Si tratta, potremmo dire, di un cinema d’intrattenimento di tipo ibrido, che non intende rinunciare allo stile e che lascia sullo sfondo la possibilità di una riflessione, a seconda dei casi, più o meno ampia ma comunque limitata, che ha una tensione narrativa più o meno costante, uno spessore psicologico ridotto e ritmi più accessibili.

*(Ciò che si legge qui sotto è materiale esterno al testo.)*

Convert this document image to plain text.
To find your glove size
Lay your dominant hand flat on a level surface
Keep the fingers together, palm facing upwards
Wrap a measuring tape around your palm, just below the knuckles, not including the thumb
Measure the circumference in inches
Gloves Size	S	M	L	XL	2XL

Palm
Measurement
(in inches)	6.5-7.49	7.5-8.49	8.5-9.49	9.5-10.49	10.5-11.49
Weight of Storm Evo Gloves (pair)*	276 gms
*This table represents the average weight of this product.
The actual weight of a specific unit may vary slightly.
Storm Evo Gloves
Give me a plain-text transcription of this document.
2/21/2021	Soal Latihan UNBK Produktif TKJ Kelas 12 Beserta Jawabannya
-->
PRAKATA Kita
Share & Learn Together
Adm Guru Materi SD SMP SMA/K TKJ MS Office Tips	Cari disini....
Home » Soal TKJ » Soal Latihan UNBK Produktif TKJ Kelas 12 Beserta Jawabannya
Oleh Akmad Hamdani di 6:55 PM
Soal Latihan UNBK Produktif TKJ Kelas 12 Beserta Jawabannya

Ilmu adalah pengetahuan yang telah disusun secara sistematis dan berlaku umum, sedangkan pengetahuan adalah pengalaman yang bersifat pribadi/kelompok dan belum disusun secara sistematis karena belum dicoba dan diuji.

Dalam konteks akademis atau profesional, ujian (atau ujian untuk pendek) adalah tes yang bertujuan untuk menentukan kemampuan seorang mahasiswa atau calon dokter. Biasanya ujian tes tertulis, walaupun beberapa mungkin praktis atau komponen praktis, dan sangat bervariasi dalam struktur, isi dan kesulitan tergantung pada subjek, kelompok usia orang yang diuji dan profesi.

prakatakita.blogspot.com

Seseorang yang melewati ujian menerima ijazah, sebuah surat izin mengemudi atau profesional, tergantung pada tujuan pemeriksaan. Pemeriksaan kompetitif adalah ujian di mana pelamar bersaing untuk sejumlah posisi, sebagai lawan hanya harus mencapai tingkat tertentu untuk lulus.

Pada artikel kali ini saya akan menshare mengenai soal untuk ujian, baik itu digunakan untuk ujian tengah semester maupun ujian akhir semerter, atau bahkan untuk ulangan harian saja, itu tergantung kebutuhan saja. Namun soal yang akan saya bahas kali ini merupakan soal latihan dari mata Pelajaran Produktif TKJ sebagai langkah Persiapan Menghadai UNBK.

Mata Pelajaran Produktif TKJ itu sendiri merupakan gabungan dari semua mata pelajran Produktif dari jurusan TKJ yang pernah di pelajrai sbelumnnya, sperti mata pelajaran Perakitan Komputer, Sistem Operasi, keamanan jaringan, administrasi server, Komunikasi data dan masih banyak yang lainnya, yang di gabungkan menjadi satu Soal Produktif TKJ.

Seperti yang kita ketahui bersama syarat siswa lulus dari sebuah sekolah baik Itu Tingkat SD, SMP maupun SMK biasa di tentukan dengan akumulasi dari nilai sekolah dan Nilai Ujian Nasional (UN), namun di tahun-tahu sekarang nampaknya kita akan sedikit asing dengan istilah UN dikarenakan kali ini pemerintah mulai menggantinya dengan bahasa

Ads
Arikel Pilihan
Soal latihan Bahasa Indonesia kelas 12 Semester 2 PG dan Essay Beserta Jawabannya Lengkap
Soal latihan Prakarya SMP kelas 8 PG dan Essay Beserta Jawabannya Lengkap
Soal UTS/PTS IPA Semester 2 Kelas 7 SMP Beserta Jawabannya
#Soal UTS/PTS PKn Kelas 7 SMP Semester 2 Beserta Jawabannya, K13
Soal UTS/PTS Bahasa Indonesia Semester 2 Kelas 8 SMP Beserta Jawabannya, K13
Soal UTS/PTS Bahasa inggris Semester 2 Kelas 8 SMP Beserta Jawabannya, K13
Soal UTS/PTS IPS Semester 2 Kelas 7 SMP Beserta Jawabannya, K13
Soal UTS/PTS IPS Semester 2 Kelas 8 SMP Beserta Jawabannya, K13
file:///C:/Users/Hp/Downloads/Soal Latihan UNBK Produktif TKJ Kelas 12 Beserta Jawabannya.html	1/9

The Northman, anche lo si voglia stroncare, è un buon esempio di questa sottocategoria, a cui si può opporre il recente Dune di Villeneuve proprio perché fa il percorso contrario: parte da un genere di massa (la fantascienza) e gli conferisce una “nobiltà” autoriale, con un ritmo dilatatissimo che rende il film, di fatto, un enorme preambolo. E mentre Villeneuve corre verso l’incoronazione (del tutto immeritata, a parere di chi scrive), Eggers va invece incontro a una svalutazione: forse ci siamo sbagliati su di lui? Il pubblico colto, nell’epoca socialmediatica, ha raggiunto una risonanza tale da confondersi (o sovrapporsi) alla critica certificata. L’impatto che un film ha su di esso è importante almeno quanto quello critico; di sicuro, riesce a fare perfino più rumore. The Northman ha infatti conquistato anche alcuni recensori importanti (Peter Bradshaw sul Guardian, per esempio), eppure si respira aria di delusione (del resto s’intende che non sono mancate le recensioni tiepide pure da parte della critica, come quelle apparse sul New Yorker).

In attesa del quarto, Eggers dovrà dunque incassare il responso del suo primo film mainstream, e non manca chi, con la fretta a sentenziare che si confà al nostro tempo, è pronto a darlo per morto. Se così fosse, qualcuno dovrà vendicarlo: chi scrive è disposto a farsene carico. I will avenge you, Robert!

(The Northman, di Robert Eggers, 2022, azione, 127’)

LA CRITICA - VOTO 7/10

Revenge movie spettacolare e ben confezionato, The Northman avrebbe probabilmente ricevuto un trattamento diverso se non si fosse deciso fin da subito che Eggers è o doveva essere un fuoriclasse.